The book follows the life of Saleem Sinai, born on the stroke of midnight on August 15, 1947, the time of India’s independence. His every act is mirrored and magnified in events that sway the course of India’s national affairs; his health and well-being are inextricably bound to those of his nation; his life is inseparable, at times indistinguishable, from the history of his country. Perhaps most remarkable are the telepathic powers linking him with India’s 1,000 other “midnight’s children,” all born in that initial hour and endowed with magical gifts.
“’Midnight’s Children’ is one of the great novels of the world, and its themes are still relevant to the India of today,” said Erik Barmack, vice president of international originals for Netflix. “The narrative continues to fascinate audiences decades after it was first published. We are incredibly excited to translate this pioneering work of fiction that parallels the birth of modern India, for a global audience.
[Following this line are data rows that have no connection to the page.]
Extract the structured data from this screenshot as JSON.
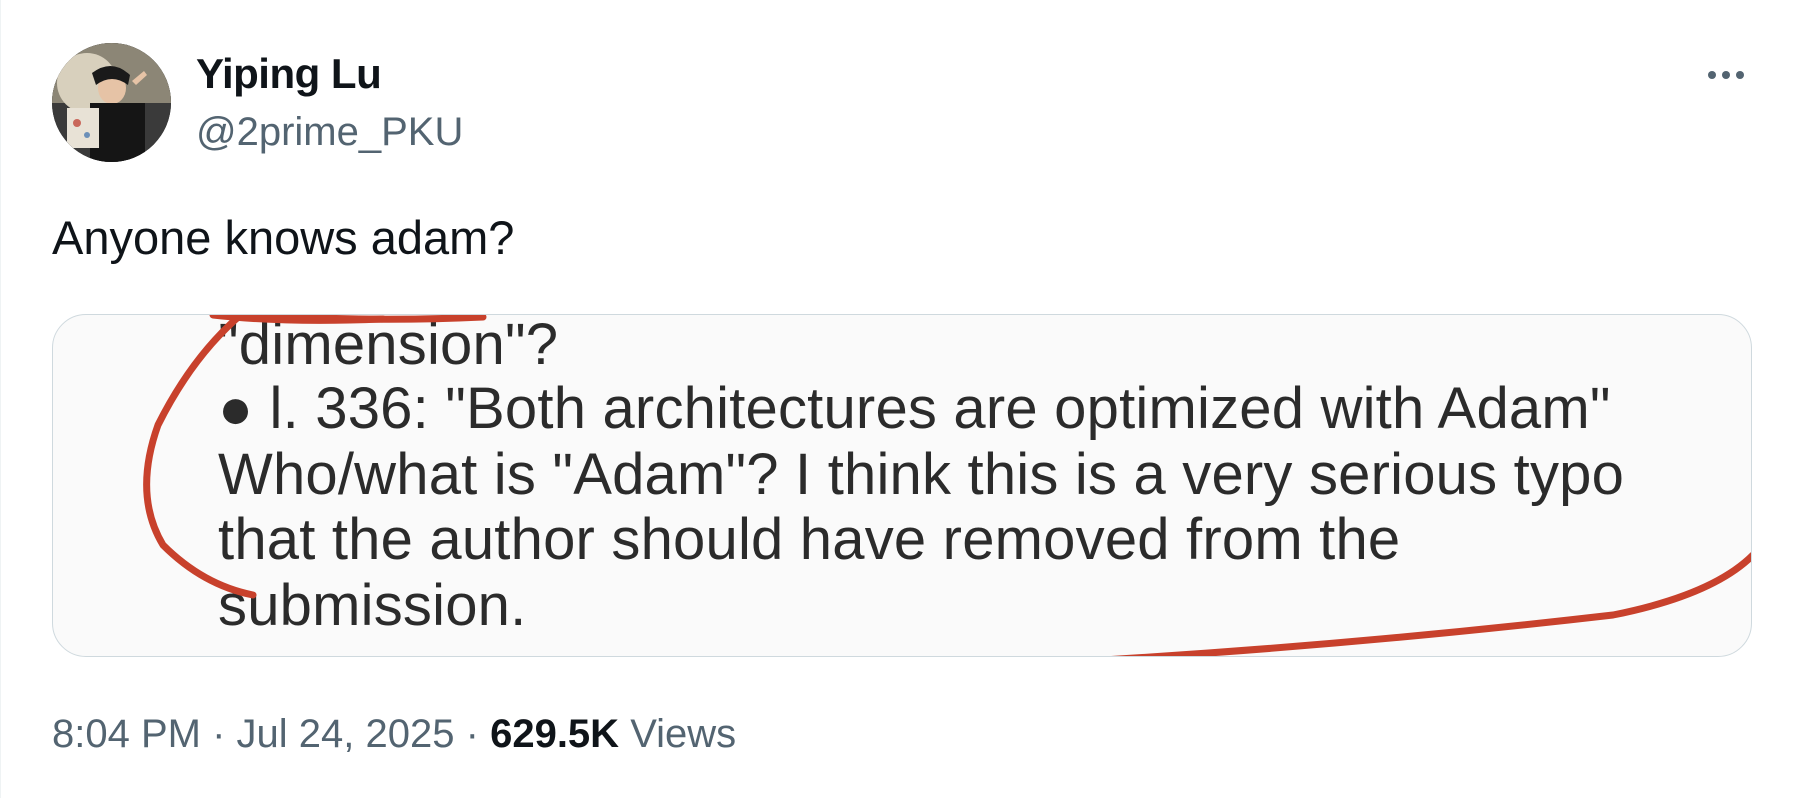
{
  "author": {
    "display_name": "Yiping Lu",
    "handle": "@2prime_PKU",
    "avatar_icon": "avatar-photo"
  },
  "more_icon": "more-horizontal-icon",
  "tweet": {
    "text": "Anyone knows adam?"
  },
  "media": {
    "lines": [
      "\"dimension\"?",
      "● l. 336: \"Both architectures are optimized with Adam\"",
      "Who/what is \"Adam\"? I think this is a very serious typo",
      "that the author should have removed from the",
      "submission."
    ],
    "annotation_color": "#c8412c"
  },
  "meta": {
    "time": "8:04 PM",
    "separator": "·",
    "date": "Jul 24, 2025",
    "views_count": "629.5K",
    "views_label": "Views"
  },
  "colors": {
    "text_primary": "#0f1419",
    "text_secondary": "#536471",
    "border": "#cfd9de"
  }
}
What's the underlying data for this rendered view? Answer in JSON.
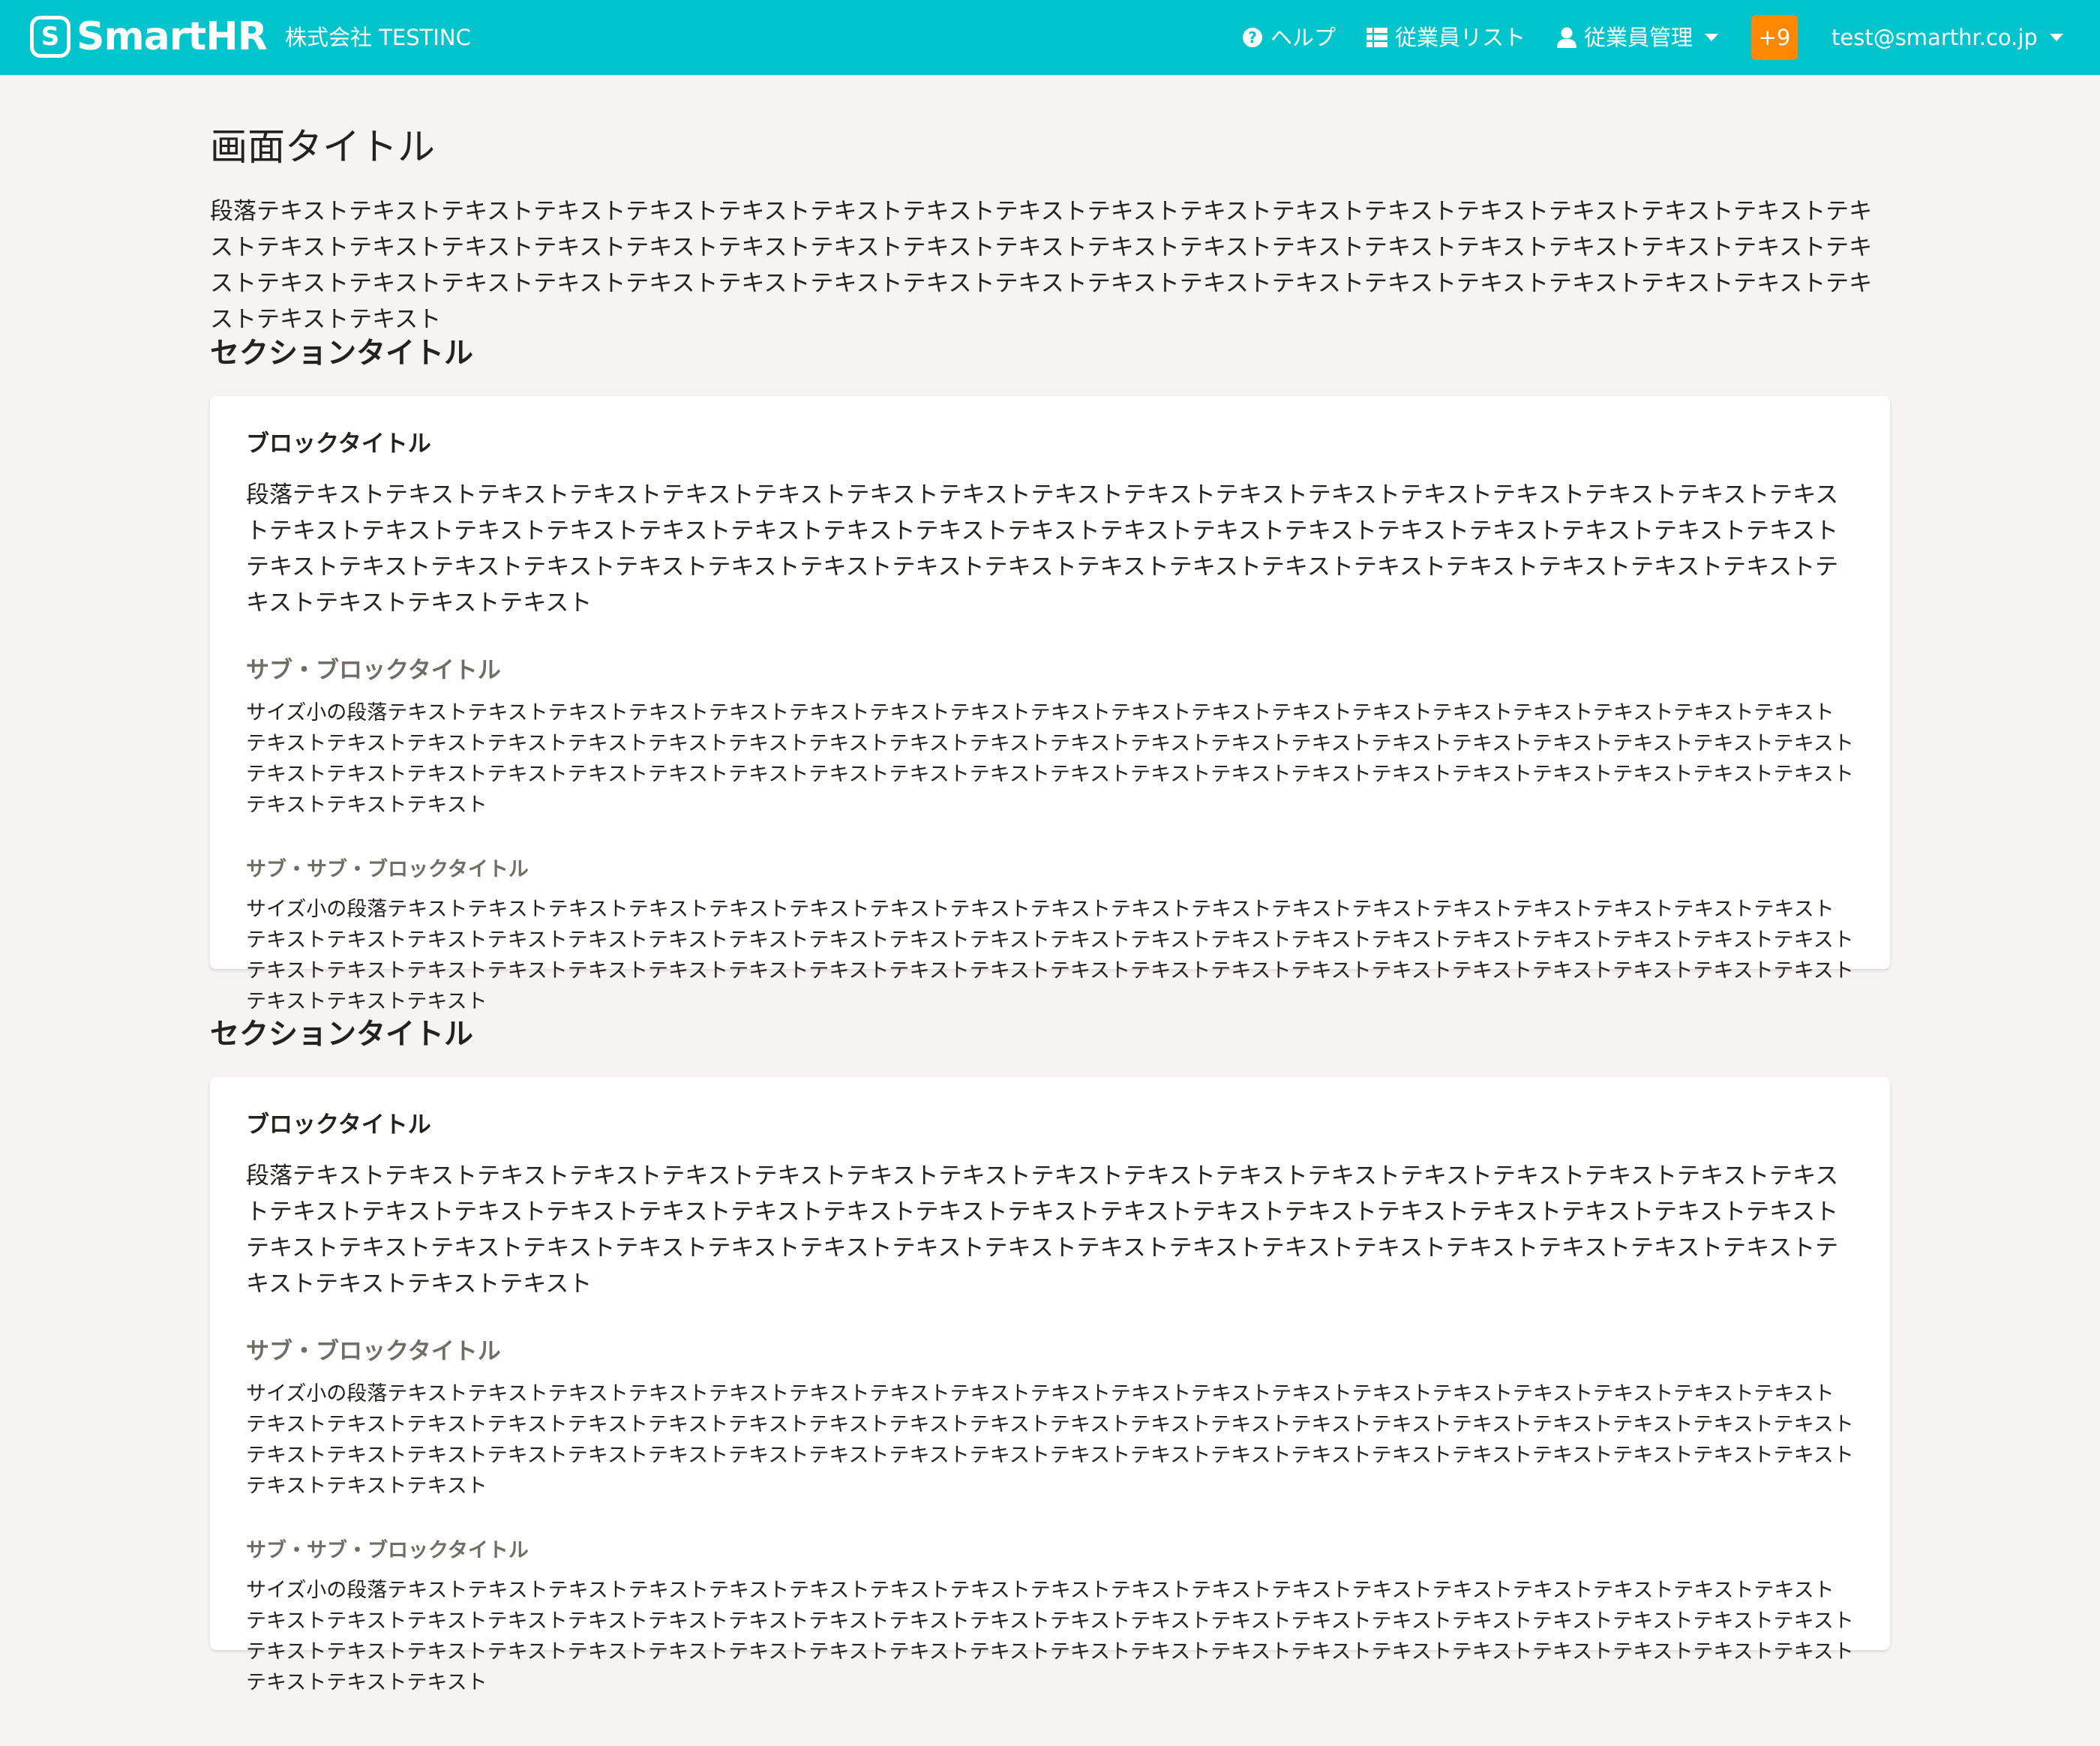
{
  "header": {
    "logo_mark": "S",
    "logo_text": "SmartHR",
    "company": "株式会社 TESTINC",
    "nav": {
      "help": "ヘルプ",
      "employee_list": "従業員リスト",
      "employee_manage": "従業員管理",
      "badge": "+9",
      "user": "test@smarthr.co.jp"
    },
    "colors": {
      "bar": "#00c4cc",
      "badge": "#ff8800"
    },
    "icons": [
      "question-circle-icon",
      "list-icon",
      "user-icon",
      "caret-down-icon"
    ]
  },
  "main": {
    "page_title": "画面タイトル",
    "lead": "段落テキストテキストテキストテキストテキストテキストテキストテキストテキストテキストテキストテキストテキストテキストテキストテキストテキストテキストテキストテキストテキストテキストテキストテキストテキストテキストテキストテキストテキストテキストテキストテキストテキストテキストテキストテキストテキストテキストテキストテキストテキストテキストテキストテキストテキストテキストテキストテキストテキストテキストテキストテキストテキストテキストテキストテキスト",
    "sections": [
      {
        "title": "セクションタイトル",
        "block_title": "ブロックタイトル",
        "block_text": "段落テキストテキストテキストテキストテキストテキストテキストテキストテキストテキストテキストテキストテキストテキストテキストテキストテキストテキストテキストテキストテキストテキストテキストテキストテキストテキストテキストテキストテキストテキストテキストテキストテキストテキストテキストテキストテキストテキストテキストテキストテキストテキストテキストテキストテキストテキストテキストテキストテキストテキストテキストテキストテキストテキストテキスト",
        "sub_title": "サブ・ブロックタイトル",
        "sub_text": "サイズ小の段落テキストテキストテキストテキストテキストテキストテキストテキストテキストテキストテキストテキストテキストテキストテキストテキストテキストテキストテキストテキストテキストテキストテキストテキストテキストテキストテキストテキストテキストテキストテキストテキストテキストテキストテキストテキストテキストテキストテキストテキストテキストテキストテキストテキストテキストテキストテキストテキストテキストテキストテキストテキストテキストテキストテキストテキストテキストテキストテキストテキストテキスト",
        "subsub_title": "サブ・サブ・ブロックタイトル",
        "subsub_text": "サイズ小の段落テキストテキストテキストテキストテキストテキストテキストテキストテキストテキストテキストテキストテキストテキストテキストテキストテキストテキストテキストテキストテキストテキストテキストテキストテキストテキストテキストテキストテキストテキストテキストテキストテキストテキストテキストテキストテキストテキストテキストテキストテキストテキストテキストテキストテキストテキストテキストテキストテキストテキストテキストテキストテキストテキストテキストテキストテキストテキストテキストテキストテキスト"
      },
      {
        "title": "セクションタイトル",
        "block_title": "ブロックタイトル",
        "block_text": "段落テキストテキストテキストテキストテキストテキストテキストテキストテキストテキストテキストテキストテキストテキストテキストテキストテキストテキストテキストテキストテキストテキストテキストテキストテキストテキストテキストテキストテキストテキストテキストテキストテキストテキストテキストテキストテキストテキストテキストテキストテキストテキストテキストテキストテキストテキストテキストテキストテキストテキストテキストテキストテキストテキストテキスト",
        "sub_title": "サブ・ブロックタイトル",
        "sub_text": "サイズ小の段落テキストテキストテキストテキストテキストテキストテキストテキストテキストテキストテキストテキストテキストテキストテキストテキストテキストテキストテキストテキストテキストテキストテキストテキストテキストテキストテキストテキストテキストテキストテキストテキストテキストテキストテキストテキストテキストテキストテキストテキストテキストテキストテキストテキストテキストテキストテキストテキストテキストテキストテキストテキストテキストテキストテキストテキストテキストテキストテキストテキストテキスト",
        "subsub_title": "サブ・サブ・ブロックタイトル",
        "subsub_text": "サイズ小の段落テキストテキストテキストテキストテキストテキストテキストテキストテキストテキストテキストテキストテキストテキストテキストテキストテキストテキストテキストテキストテキストテキストテキストテキストテキストテキストテキストテキストテキストテキストテキストテキストテキストテキストテキストテキストテキストテキストテキストテキストテキストテキストテキストテキストテキストテキストテキストテキストテキストテキストテキストテキストテキストテキストテキストテキストテキストテキストテキストテキストテキスト"
      }
    ]
  }
}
The rich experience and talent of Indian creators combined with the global reach of Netflix, have the potential for millions of more people around the world to rediscover this story.”
“Midnight’s Children” has won multiple accolades since it was first published in 1981, including the Booker Prize, the Best of the Booker twice, both in 1993 and 2008, and the James Tait Memorial Prize.
“I am absolutely delighted that ‘Midnight’s Children’ will have a new life on Netflix, and greatly look forward to working with them to help create it,” said Rushdie.
Rushdie is repped by UTA.
The Hollywood Reporter first broke the news of the series adaptation.